The Nexus! realized Kieran. An alternate reality where your deepest wishes can come true!
FLASH.
"--like it killed Boris and Dane!" Caitlin took hold of his hand and tried to drag him away from the crackling energy ribbon--
FLASH.
The words of Dane Kjolgaard came rushing back to him..."Just let go..." Kieran repeated quietly. "Let go..." Richtofen, Kaisen, S'Tasik, Dane...all of them seemed terribly far away, and yet they were right above him, shades of a time past diving in and out of his thoughts, sending a chilling numbness down his spine--
"Let go..."
...his friend for nearly a century, loyal companion and officer, there when he needed her the most...the next generation of captains, young, brave, and unbelievably stubborn like his father, the future of Starfleet...
"Let go..."
Ghosts swirled around him.
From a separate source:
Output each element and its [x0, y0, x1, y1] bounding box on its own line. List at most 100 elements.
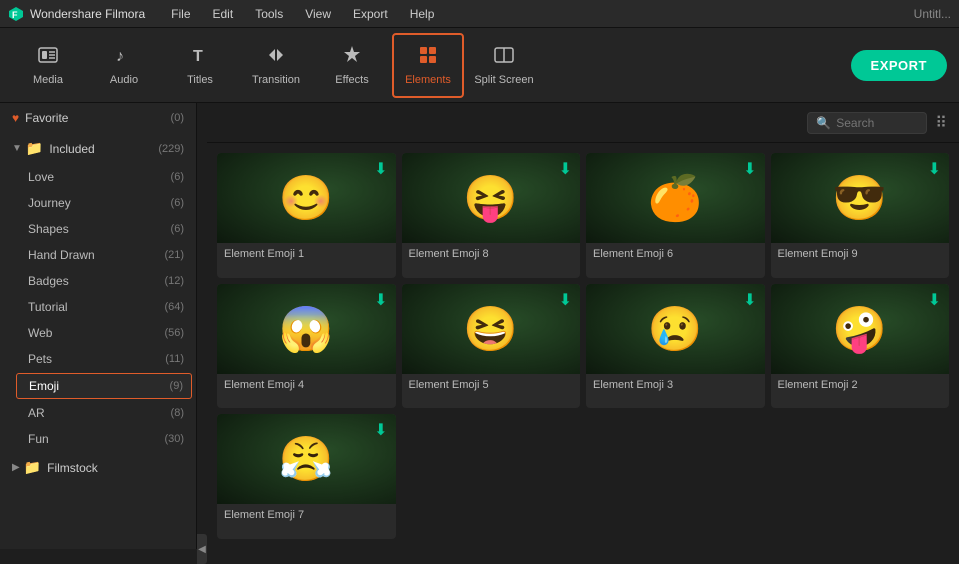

He could have back the past, make wrong the mistakes, but it would all be false, it would all be an illusion...Caitlin Denning beckoned, and he ran forward to her...
"Let go..."
...grabbed her in his powerful arms. With a last long look at her beautiful face, he threw her into the writhing inferno and covered his eyes as her face contorted in agony, green eyes running together with blazing red hair, her form liquefying until she became energy herself.
The strands of the Nexus came together as one, forming a brilliant pillar that rose up from the Hyperion's engine room and leapt into space. And with a final FLASH, it was gone...
---------------------------------------------
USS Ffestinog, Holding Position
Bridge
1100 Hours
"Oh, Jesus," moaned Captain Beddoes. "We've missed the action again."